Berkley Edition. 2024.
“Flirting has always been easy for me, but flirting with Nova is a goddamn delight. Her whole body comes alive under the attention, like a flower tilting toward the sun. I’m greedy for her reactions. For the way pink lights up her cheeks.”
De quoi ça parle ?
Nova (la sœur de Beckett) est sur le point d’ouvrir son studio de tatouage personnel dans la charmante ville d’Inglewood. Son côté perfectionniste l’amène au bord de l’épuisement et elle se dit qu’une folie d’un soir pourrait la détendre.

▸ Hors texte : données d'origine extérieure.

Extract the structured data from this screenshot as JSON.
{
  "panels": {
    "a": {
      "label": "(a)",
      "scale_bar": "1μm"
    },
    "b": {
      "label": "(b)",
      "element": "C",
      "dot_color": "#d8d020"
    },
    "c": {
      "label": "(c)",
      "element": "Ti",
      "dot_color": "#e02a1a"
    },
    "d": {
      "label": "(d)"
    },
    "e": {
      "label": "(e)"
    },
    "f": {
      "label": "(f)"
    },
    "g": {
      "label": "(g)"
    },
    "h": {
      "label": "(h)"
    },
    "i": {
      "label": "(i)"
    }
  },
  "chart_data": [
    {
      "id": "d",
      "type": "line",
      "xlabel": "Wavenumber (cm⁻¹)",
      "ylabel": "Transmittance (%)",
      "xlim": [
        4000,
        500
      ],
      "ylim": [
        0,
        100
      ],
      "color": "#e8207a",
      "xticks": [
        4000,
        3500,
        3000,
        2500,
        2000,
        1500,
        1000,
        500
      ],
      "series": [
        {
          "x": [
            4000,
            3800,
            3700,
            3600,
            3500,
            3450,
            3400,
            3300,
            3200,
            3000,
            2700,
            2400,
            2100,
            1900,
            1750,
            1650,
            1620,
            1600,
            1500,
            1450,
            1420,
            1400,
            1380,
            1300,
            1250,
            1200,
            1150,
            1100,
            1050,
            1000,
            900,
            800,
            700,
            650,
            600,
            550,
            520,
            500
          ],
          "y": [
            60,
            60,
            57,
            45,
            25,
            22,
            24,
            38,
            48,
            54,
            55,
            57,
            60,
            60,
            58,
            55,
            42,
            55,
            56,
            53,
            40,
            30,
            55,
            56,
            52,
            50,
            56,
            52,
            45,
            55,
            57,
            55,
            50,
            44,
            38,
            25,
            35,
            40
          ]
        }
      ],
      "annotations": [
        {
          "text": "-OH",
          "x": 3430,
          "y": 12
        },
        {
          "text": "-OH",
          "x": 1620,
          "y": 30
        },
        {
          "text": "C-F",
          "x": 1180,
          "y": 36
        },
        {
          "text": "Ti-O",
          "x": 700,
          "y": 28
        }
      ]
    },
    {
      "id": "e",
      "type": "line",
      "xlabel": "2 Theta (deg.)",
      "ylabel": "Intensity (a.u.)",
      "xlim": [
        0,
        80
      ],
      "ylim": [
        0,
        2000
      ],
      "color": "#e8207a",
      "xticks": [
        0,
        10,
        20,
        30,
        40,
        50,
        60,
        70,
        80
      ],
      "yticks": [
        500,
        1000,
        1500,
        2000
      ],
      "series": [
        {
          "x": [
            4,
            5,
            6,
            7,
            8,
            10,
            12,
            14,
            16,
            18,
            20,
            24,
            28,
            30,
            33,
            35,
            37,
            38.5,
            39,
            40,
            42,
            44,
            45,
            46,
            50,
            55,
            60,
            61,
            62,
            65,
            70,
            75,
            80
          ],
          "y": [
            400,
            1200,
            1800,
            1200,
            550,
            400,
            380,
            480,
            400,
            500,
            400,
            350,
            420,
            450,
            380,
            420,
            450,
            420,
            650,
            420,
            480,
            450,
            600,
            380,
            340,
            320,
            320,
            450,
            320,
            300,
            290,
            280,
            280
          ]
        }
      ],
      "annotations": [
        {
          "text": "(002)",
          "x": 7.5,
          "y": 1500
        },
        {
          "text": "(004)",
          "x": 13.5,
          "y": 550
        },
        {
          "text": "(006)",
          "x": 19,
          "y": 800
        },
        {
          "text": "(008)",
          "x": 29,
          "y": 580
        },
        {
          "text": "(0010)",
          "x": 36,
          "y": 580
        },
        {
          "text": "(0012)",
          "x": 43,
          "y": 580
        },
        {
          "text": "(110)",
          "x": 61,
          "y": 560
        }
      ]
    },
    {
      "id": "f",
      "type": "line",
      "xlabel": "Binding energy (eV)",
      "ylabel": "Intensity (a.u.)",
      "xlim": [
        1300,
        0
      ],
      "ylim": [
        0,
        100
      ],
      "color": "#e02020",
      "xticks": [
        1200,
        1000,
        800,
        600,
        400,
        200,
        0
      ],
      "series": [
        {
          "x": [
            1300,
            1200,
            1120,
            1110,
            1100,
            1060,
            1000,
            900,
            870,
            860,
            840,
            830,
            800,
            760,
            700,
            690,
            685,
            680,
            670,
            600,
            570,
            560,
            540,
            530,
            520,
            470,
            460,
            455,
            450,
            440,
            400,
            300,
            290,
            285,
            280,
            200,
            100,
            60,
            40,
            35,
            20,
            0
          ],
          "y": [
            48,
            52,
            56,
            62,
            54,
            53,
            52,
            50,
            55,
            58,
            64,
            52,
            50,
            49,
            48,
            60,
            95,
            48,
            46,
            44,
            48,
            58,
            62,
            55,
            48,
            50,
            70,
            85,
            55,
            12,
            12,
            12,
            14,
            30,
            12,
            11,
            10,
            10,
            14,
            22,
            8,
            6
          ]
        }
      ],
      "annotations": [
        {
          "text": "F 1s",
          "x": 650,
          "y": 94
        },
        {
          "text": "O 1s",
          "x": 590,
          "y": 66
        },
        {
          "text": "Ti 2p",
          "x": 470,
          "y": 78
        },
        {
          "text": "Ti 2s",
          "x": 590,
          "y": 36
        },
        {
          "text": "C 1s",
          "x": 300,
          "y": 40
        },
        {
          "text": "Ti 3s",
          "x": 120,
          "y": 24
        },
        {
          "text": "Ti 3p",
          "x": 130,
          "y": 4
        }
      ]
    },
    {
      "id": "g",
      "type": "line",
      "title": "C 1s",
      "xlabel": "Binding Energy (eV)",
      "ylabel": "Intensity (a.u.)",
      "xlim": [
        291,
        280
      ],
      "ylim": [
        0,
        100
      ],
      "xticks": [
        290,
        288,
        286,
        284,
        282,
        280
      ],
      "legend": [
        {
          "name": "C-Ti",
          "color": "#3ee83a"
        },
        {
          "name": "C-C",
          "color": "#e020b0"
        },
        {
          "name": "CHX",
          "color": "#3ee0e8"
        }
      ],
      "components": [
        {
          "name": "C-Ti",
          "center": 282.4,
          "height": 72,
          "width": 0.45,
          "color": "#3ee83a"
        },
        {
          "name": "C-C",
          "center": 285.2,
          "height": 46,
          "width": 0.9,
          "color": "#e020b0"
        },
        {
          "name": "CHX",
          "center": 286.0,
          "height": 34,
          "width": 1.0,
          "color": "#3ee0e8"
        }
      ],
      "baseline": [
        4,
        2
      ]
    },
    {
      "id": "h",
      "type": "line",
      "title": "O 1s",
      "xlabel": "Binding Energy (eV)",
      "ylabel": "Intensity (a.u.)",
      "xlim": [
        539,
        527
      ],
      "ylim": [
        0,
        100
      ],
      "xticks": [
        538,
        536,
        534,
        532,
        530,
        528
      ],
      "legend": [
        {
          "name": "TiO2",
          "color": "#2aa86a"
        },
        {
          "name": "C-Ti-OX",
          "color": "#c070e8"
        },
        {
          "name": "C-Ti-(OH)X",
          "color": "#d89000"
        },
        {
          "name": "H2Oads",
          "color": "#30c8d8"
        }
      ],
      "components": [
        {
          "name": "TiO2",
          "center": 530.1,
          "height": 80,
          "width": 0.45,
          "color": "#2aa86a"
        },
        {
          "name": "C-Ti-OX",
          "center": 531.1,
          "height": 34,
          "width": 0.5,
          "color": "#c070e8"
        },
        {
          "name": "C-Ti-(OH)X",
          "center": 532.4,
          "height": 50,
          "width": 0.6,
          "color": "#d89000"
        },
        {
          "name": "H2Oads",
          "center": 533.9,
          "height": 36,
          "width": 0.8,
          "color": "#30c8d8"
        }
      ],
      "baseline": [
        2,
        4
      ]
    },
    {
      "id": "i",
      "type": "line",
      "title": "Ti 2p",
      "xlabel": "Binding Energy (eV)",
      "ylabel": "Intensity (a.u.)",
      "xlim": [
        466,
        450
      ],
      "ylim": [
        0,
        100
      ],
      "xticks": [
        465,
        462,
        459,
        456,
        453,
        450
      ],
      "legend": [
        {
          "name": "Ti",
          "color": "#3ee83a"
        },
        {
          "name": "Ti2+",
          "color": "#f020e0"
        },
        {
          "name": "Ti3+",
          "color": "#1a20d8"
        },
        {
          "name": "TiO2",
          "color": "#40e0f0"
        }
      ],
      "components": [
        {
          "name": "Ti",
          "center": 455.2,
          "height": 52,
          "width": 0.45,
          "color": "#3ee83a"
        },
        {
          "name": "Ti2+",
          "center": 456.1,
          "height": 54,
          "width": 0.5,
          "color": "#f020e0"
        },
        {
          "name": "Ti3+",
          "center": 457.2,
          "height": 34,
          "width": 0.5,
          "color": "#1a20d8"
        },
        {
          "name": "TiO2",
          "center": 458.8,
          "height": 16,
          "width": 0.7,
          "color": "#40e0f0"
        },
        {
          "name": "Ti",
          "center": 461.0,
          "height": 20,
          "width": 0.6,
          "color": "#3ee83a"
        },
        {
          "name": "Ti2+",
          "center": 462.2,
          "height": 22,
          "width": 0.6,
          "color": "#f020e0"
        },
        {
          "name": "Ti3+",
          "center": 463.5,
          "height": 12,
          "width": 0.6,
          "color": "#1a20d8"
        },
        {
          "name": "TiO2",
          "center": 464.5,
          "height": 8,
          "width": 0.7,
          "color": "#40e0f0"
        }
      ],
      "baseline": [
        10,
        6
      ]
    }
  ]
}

Elle propose donc à Charlie – le demi-frère de Stella dont elle apprécie le tempérament joueur et la belle gueule – une aventure sans suite…
Ce que j’en pense
Bon. Business casual commence donc par du sexe et du plaisir ainsi qu’avec la croyance fragile qu’il est possible de s’éclater au lit en étant uniquement bons amis sans que les sentiments ne s’en mêlent.
Forcément, la compatibilité sensuelle associée à une connivence précieuse va mener l’aventure un peu plus loin.
J’ai eu un peu plus de mal avec certains aspects de cette relation, notamment son côté possessif. Cependant, j’ai aimé découvrir cette jeune femme dont le personnage était relativement peu développé dans les précédents tomes. Découvrir la sensibilité de Charlie, jusque là présenté exclusivement comme un séducteur toujours partant pour la fiesta, était aussi distrayant.
Ce volume fait suite à Lovelight Farm, In the weeds et Mixed Signals.